WHAT'S in a word? Everything, actually, so choose them carefully.

NHS Greater Glasgow and Clyde put out a press release yesterday in support of the Scottish Government's campaign to try to boost the uptake of cervical screening appointments in the country.

This is an important message: more than two women die every day in the UK from cervical cancer, a largely preventable form of the disease, so catching it early is vital.

According to the government, one in three women don't take up their appointment for a smear test due to a wide range of reasons - including fear of pain, previous trauma, embarrassment or a lack of understanding about what's involved.

Notable in the NHS GGC press release was a missing word: women. "Women" is mentioned once - to repeat that one in three statistic. Other than that, the health board talks of "people" or "those at risk". It uses a quote from Dr Linda de Caestecker, the health board's Director of Public Health, which avoids any mention of women.

And it quotes Maree Todd, the newly appointed Women's Health Minister, who is also careful in her comment not to use the word "woman" when talking about cervical screening.

The government and the health board are clearly aiming to be inclusive with this shift in language.

Trans men and non-binary people can have a cervix. Public health officials - and, hopefully, everyone else - don't want to exclude them from health messaging.

Trans people face barriers to accessing health care and report not being listened to by doctors and other health professionals. That's also an issue also widely reported by women, so we share that problem.

Women have to battle to have their health concerns taken seriously by medics. It takes an average of seven and a half years for women to be diagnosed with endometriosis in the UK - you can bet your life if men were suffering debilitating pain, there wouldn't be a near-decade wait for diagnosis and treatment.

Inclusivity is an important thing. But inclusivity is about inviting people in, not excluding people. So should it be with language. Inclusive languages adds, it doesn't take away.

Yet health officials are continuing to fail to come up with a useful way of talking about female health concerns that include everybody and exclude nobody.

Not all women are concerned about the word "women" being dropped. Others take huge offence at the word being erased by health boards, maternity services and other healthcare settings. After decades of fighting for equal rights and the right to have exclusively female concerns taken seriously, it is seen as an affront to have the word "woman" dropped.

It's particularly galling given that the word "man" is still ok. Prostate cancer charities don't talk about "people with prostates" - they just talk about men, even though trans women and non-binary people can have prostates.

In two recent examples, the medical journal The Lancet recently ran the headline "Bodies with vaginas" on its front cover to talk about menstruation but in an article about the prostate it referred to "men". A health website, published two articles on the same day, referring to "human papillomavirus in men" and "human papillomavirus in vulva owners".

It's a gross double standard to refer to female people by their body parts but allow men more dignity. Yet again, woman are being asked routinely to make allowances that aren't being expected of men.

There's another double standard there too, in that some campaigners are against reducing a person to their body parts. So, it doesn't matter what biology a person has - they are still as valid a woman and should be respected as a woman.

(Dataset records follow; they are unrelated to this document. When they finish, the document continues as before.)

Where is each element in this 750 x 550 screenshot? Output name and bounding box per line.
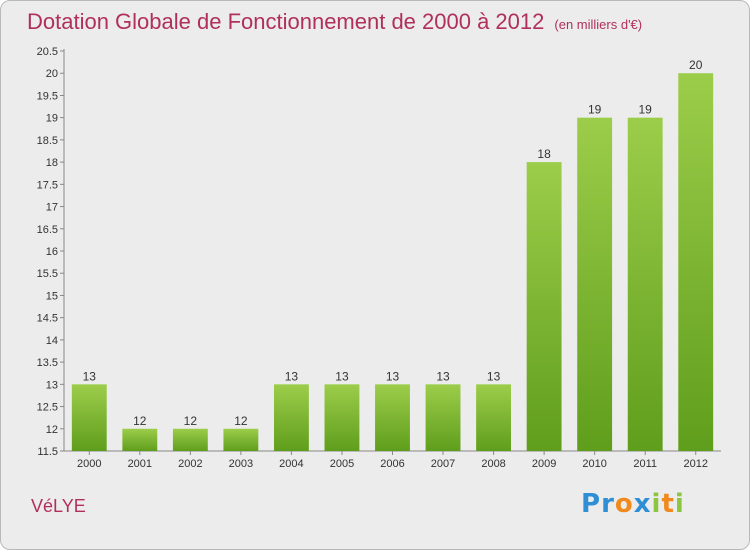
y-tick-label: 18.5 [37,135,58,147]
bar-2006 [375,384,410,451]
chart-unit: (en milliers d'€) [554,17,643,32]
y-tick-label: 16 [46,246,58,258]
value-label-2008: 13 [487,369,501,383]
logo-letter: o [614,489,634,519]
chart-title-text: Dotation Globale de Fonctionnement de 20… [27,9,545,34]
value-label-2012: 20 [689,58,703,72]
y-tick-label: 17 [46,202,58,214]
bar-2008 [476,384,512,451]
x-tick-label-2008: 2008 [481,458,505,470]
value-label-2006: 13 [386,369,400,383]
y-tick-label: 19 [46,113,58,125]
logo-letter: i [651,489,662,519]
bar-2007 [425,384,461,451]
bar-2009 [526,162,562,451]
value-label-2002: 12 [184,414,198,428]
value-label-2010: 19 [588,103,602,117]
y-tick-label: 16.5 [37,224,58,236]
y-tick-label: 15 [46,290,58,302]
value-label-2011: 19 [639,103,653,117]
x-tick-label-2011: 2011 [633,458,657,470]
y-tick-label: 17.5 [37,179,58,191]
value-label-2000: 13 [83,369,97,383]
y-tick-label: 11.5 [37,446,58,458]
x-tick-label-2001: 2001 [128,458,152,470]
y-tick-label: 19.5 [37,90,58,102]
axes: 11.5 12 12.5 13 13.5 14 14.5 15 15.5 16 16.5 17 17.5… [37,46,721,470]
y-tick-label: 14 [46,335,58,347]
commune-name: VéLYE [31,496,86,516]
bar-2003 [223,428,259,451]
bar-2012 [678,73,714,451]
bar-2002 [172,428,208,451]
value-label-2009: 18 [537,147,551,161]
value-label-2001: 12 [133,414,147,428]
bar-2011 [627,117,663,452]
y-tick-label: 13.5 [37,357,58,369]
logo-letter: t [661,489,675,519]
y-tick-label: 13 [46,379,58,391]
x-tick-label-2012: 2012 [683,458,707,470]
x-tick-label-2006: 2006 [380,458,404,470]
x-tick-label-2009: 2009 [532,458,556,470]
x-tick-label-2002: 2002 [178,458,202,470]
x-tick-label-2007: 2007 [431,458,455,470]
value-label-2007: 13 [436,369,450,383]
bars [71,73,714,452]
logo-letter: i [674,489,685,519]
y-tick-label: 12.5 [37,402,58,414]
proxiti-logo: Proxiti [581,489,685,519]
x-tick-label-2004: 2004 [279,458,303,470]
x-tick-label-2005: 2005 [330,458,354,470]
y-tick-label: 15.5 [37,268,58,280]
value-label-2005: 13 [335,369,349,383]
bar-2010 [577,117,613,452]
logo-letter: P [581,489,602,519]
value-label-2003: 12 [234,414,248,428]
bar-2001 [122,428,158,451]
y-tick-label: 18 [46,157,58,169]
x-tick-label-2010: 2010 [582,458,606,470]
bar-2004 [273,384,309,451]
y-tick-label: 14.5 [37,313,58,325]
x-tick-label-2003: 2003 [229,458,253,470]
value-label-2004: 13 [285,369,299,383]
logo-letter: x [633,489,652,519]
y-tick-label: 20.5 [37,46,58,58]
y-tick-label: 20 [46,68,58,80]
chart-title: Dotation Globale de Fonctionnement de 20… [27,9,642,35]
logo-letter: r [601,489,615,519]
labels: 13 12 12 12 13 13 13 13 13 18 19 19 20 [83,58,703,428]
y-tick-label: 12 [46,424,58,436]
bar-2000 [71,384,107,451]
bar-2005 [324,384,360,451]
x-tick-label-2000: 2000 [77,458,101,470]
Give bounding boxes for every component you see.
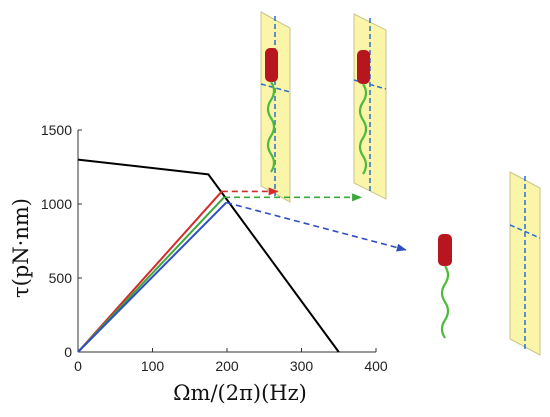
y-axis-label: τ(pN·nm) [9, 198, 33, 298]
y-ticks: 0 500 1000 1500 [41, 122, 82, 360]
y-tick-label: 1000 [41, 196, 72, 212]
x-tick-label: 100 [141, 358, 165, 374]
x-tick-label: 0 [74, 358, 82, 374]
detached-cell [438, 234, 452, 339]
series-layer [77, 158, 340, 353]
cell-body-icon [438, 234, 452, 266]
axes: 0 100 200 300 400 0 500 1000 1500 [41, 122, 388, 374]
x-axis-label: Ωm/(2π)(Hz) [173, 381, 307, 405]
blue-load-line [77, 201, 227, 353]
membrane-panel-icon [509, 171, 541, 356]
annotation-arrows [221, 187, 407, 252]
membrane-panel-icon [260, 11, 291, 203]
flagellum-icon [358, 83, 368, 175]
cell-body-icon [265, 48, 278, 82]
x-tick-label: 400 [364, 358, 388, 374]
x-tick-label: 200 [215, 358, 239, 374]
flagellum-icon [440, 265, 450, 339]
y-tick-label: 1500 [41, 122, 72, 138]
flagellum-icon [266, 81, 276, 173]
y-tick-label: 500 [49, 270, 73, 286]
membrane-panel-icon [353, 13, 387, 200]
blue-dashed-arrow [226, 201, 407, 252]
y-tick-label: 0 [64, 344, 72, 360]
torque-curve-line [77, 158, 340, 353]
cell-body-icon [357, 50, 370, 84]
x-tick-label: 300 [290, 358, 314, 374]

On the other hand, campaigners want to be inclusive by dropping the word "woman" in exchange for using biological language.

It's definitely no easy task for health professionals to develop a language that fits everyone - but it's not impossible and it's vitally important.

We know that not everyone has a firm understanding of biological language. Studies show that low percentages of women - and it has been studies specifically of women - can accurately name all the parts of their reproductive system. So using phrases such as "people with a cervix" isn't going to reach everyone that it needs to reach.

And that's just talking about women, trans men and non binary people who have English as a first language. Imagine trying to navigate a health care system using complex phrases where you don't speak the language.

The problem for public health officials is that this issue - rather than the vital health message itself - is what will generate headlines.

In June the Scottish Government revealed that errors in the country's cervical screening programme had been linked to the death of a woman from cervical cancer. Last month it was found that another two women had died of cervical cancer after being wrongly excluded from Scotland's screening programme.

The government's communications at the time used the word "woman". It couldn't have done anything else. Had it chosen to use "people" or "people with cervixes" then the vital information being shared would have been overshadowed by a rammy about the language used.

This time the Scottish Government has chosen to risk the rammy. There has to be a better, more effective and more inclusive way to frame healthcare language.

Maybe some men could come up with it. Women's work is never done but it would be nice if the people with penises could lend a hand.